The study looked at the implications of digitalization for the economy, including the effect on the resilience of firms to economic shocks and the role of fiscal policy in promoting firm-level digitalisation. Using data on 1.8 million non-financial firms from 53 countries extracted from the Orbis database, the authors found evidence that digitalised businesses are more resistant to shocks, experiencing smaller falls in sales and profits than non-digitalised firms. In the case of loss-making firms, the absence of digitalization increases the effect and duration of the negative shock.

If the tax regime on digital services can be aligned with general taxation principles and competitive procurement rules on digital products, this could represent support for the effective promotion of firm-level digitalisation, which could help strengthen firms’ resilience to shocks. Fiscal interventions can be effective in the promotion of firm-level digitalization. The paper therefore examines the kind of fiscal policies that could drive digitalisation.

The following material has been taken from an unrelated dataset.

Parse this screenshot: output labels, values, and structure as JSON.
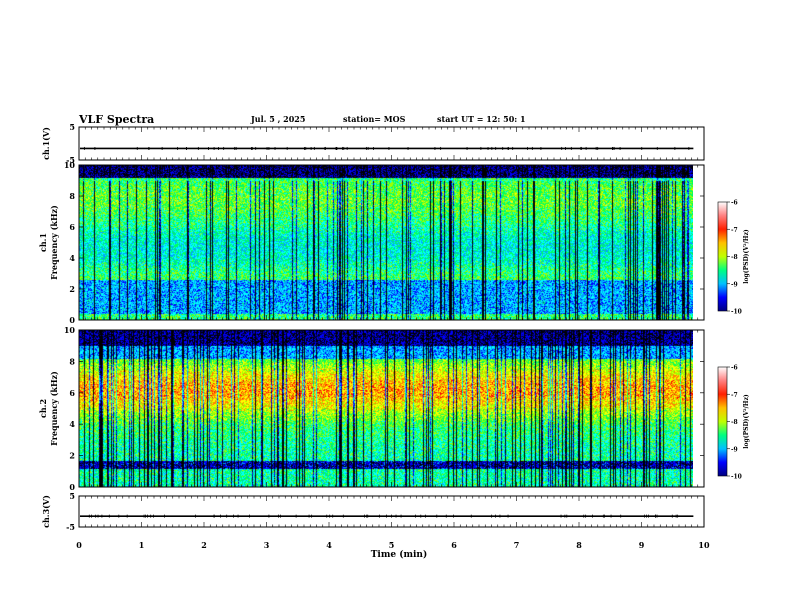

Businesses have an incentive to continue with further digitalization because the adoption of digital technologies is often expected to raise firm productivity through innovation. However, the government can also play a part in promoting digitalisation by facilitating access to digital technology. The public view of the fairness of the agencies administering the tax rules and the procurement rules can drive forward firm-level digitalisation.

The results of the study indicate that there are important differences between digitalized and less-digitalized firms and these need to be taken into account by governments when deciding on support for businesses. When there is an economic shock, some digitalised firms can survive and come out of the crisis in a better position than before. Some less digitalised firms may suffer lasting problems and may have little hope of recovering after the economic shock. Government support needs to go to those firms that need support and that have some hope of recovery from a crisis.

As digitalisation strengthens the resilience of a business to shocks at the micro level, it follows that progress in digitalization in a larger number of firms can strengthen the resilience of the overall economy at the macro level. The government should therefore monitor the status of firm-level digitalization to assess what further measures may be needed to strengthen businesses and the economy as a whole. Governments could lower the barriers for digital investment through a less restrictive tax regime. The use of tax incentives and subsidies could support the promotion of digitalization. Open and competitive public procurement could also promote digitalization in private business.